Description: In my KNIME workflow, a CSV file is generated and deposited into a specific directory (Directory X). An external batch process (FEX process), which runs every 5 minutes, transfers this file to another directory. The issue arises when the CSV file is large: KNIME takes time to complete the generation. If the batch process runs while the file is still being created, it transfers it partially, leading to an incomplete and unusable file.
I have tested a solution that involves writing the file to a temporary directory and then moving it to Directory X once the generation is complete. However, KNIME takes nearly the same amount of time to perform this move—around 50 seconds—which does not fully resolve the issue.

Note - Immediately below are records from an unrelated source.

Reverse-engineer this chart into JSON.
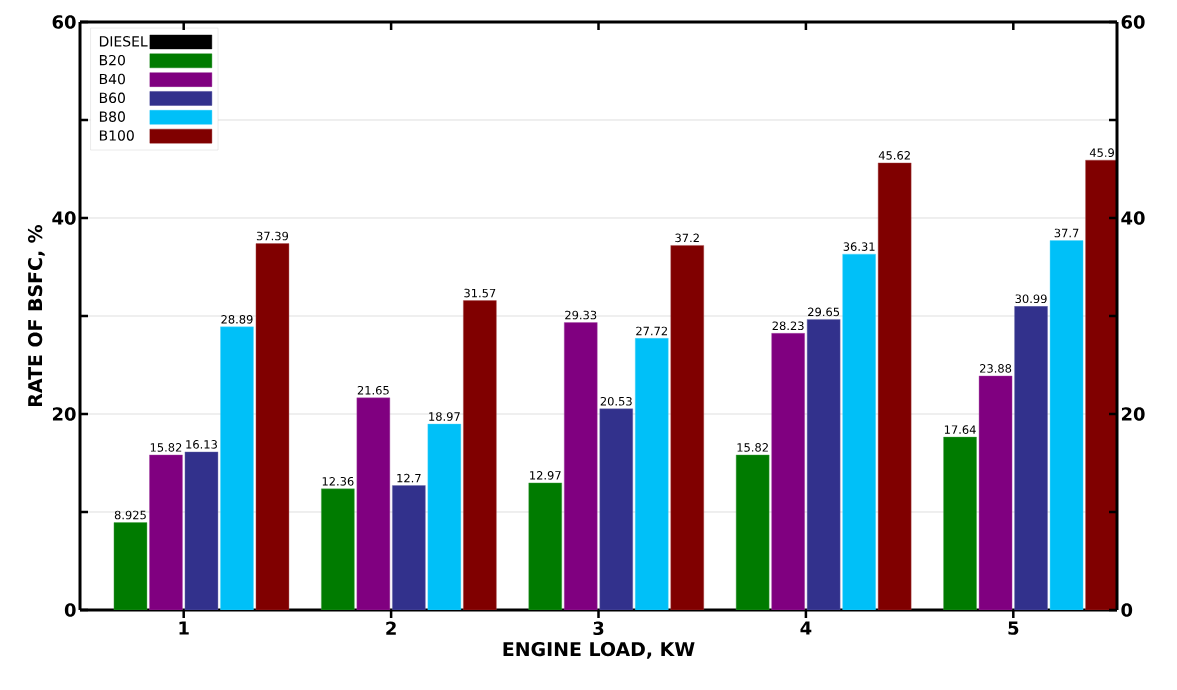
{
  "chart_data": {
    "type": "bar",
    "xlabel": "ENGINE LOAD, KW",
    "ylabel": "RATE OF BSFC, %",
    "categories": [
      "1",
      "2",
      "3",
      "4",
      "5"
    ],
    "series": [
      {
        "name": "DIESEL",
        "color": "#000000",
        "values": [
          null,
          null,
          null,
          null,
          null
        ]
      },
      {
        "name": "B20",
        "color": "#007b00",
        "values": [
          8.925,
          12.36,
          12.97,
          15.82,
          17.64
        ],
        "value_labels": [
          "8.925",
          "12.36",
          "12.97",
          "15.82",
          "17.64"
        ]
      },
      {
        "name": "B40",
        "color": "#800080",
        "values": [
          15.82,
          21.65,
          29.33,
          28.23,
          23.88
        ],
        "value_labels": [
          "15.82",
          "21.65",
          "29.33",
          "28.23",
          "23.88"
        ]
      },
      {
        "name": "B60",
        "color": "#32318c",
        "values": [
          16.13,
          12.7,
          20.53,
          29.65,
          30.99
        ],
        "value_labels": [
          "16.13",
          "12.7",
          "20.53",
          "29.65",
          "30.99"
        ]
      },
      {
        "name": "B80",
        "color": "#00c0f8",
        "values": [
          28.89,
          18.97,
          27.72,
          36.31,
          37.7
        ],
        "value_labels": [
          "28.89",
          "18.97",
          "27.72",
          "36.31",
          "37.7"
        ]
      },
      {
        "name": "B100",
        "color": "#800000",
        "values": [
          37.39,
          31.57,
          37.2,
          45.62,
          45.9
        ],
        "value_labels": [
          "37.39",
          "31.57",
          "37.2",
          "45.62",
          "45.9"
        ]
      }
    ],
    "ylim": [
      0,
      60
    ],
    "yticks": [
      0,
      {
        "value": 10,
        "label": null
      },
      20,
      {
        "value": 30,
        "label": null
      },
      40,
      {
        "value": 50,
        "label": null
      },
      60
    ],
    "y2lim": [
      0,
      60
    ],
    "y2ticks": [
      0,
      {
        "value": 10,
        "label": null
      },
      20,
      {
        "value": 30,
        "label": null
      },
      40,
      {
        "value": 50,
        "label": null
      },
      60
    ],
    "grid": "y",
    "legend": "top left"
  }
}
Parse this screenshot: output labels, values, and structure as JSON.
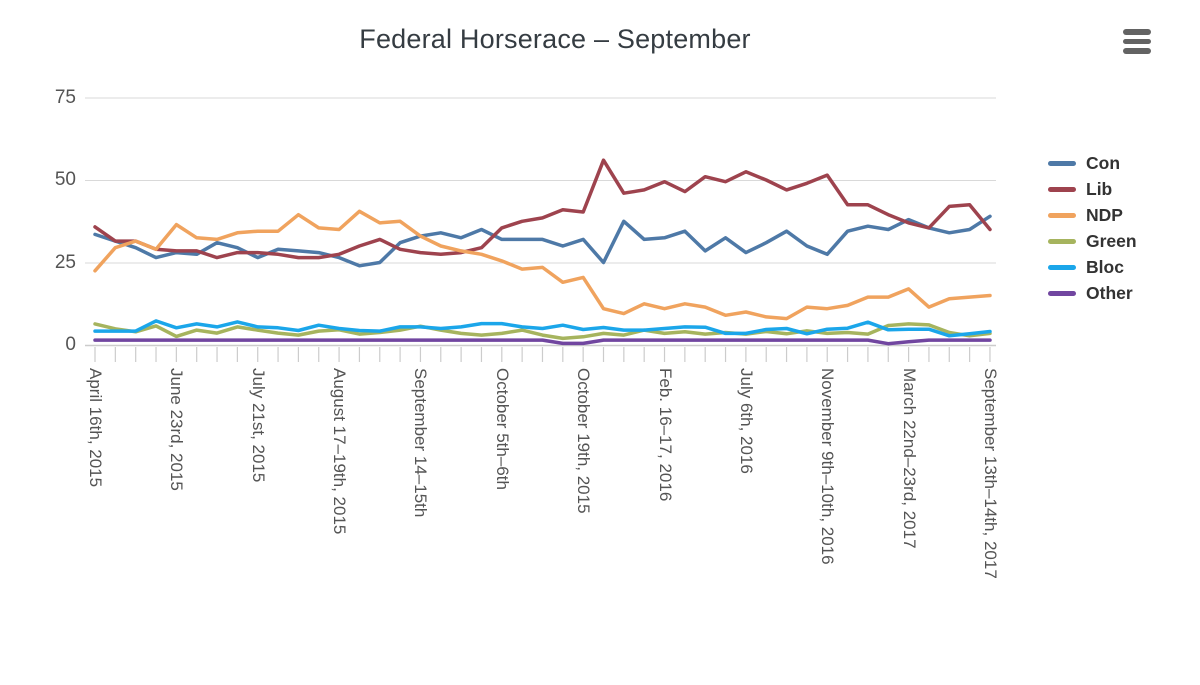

Question: Is there a native or optimized solution in KNIME to address this problem? For instance, a way to delay the visibility of the file in the target directory until it is completely generated, or another strategy to avoid this conflict.
Hi,
Thank you for your response. I tested renaming with the Transfer File node, but I experienced the same processing times because the node used for renaming the file rewrites it while renaming.
Ah now I get it:
The problem lies in the external batch process, as it’s running with the fixed interval.
Is it possible to change this and trigger the transfer by KNIME?
If not it depends on how the FEX is built. Does it search for a specific named file? Or is it just looking for new files?
In the first case I would save the CSV with a name which is ignored by the FEX
and rename it after the export is finished.
In the second case I would add a additional folder in the directory where the SV is exported to. After finishing I would move the file using system commands. If the file is large and lies on a network drive this can be slow as well, as the data is first uploaded to your PC and then send back to the network drive. In my cases I used an virtual machine at a server which had better network connections than my PC.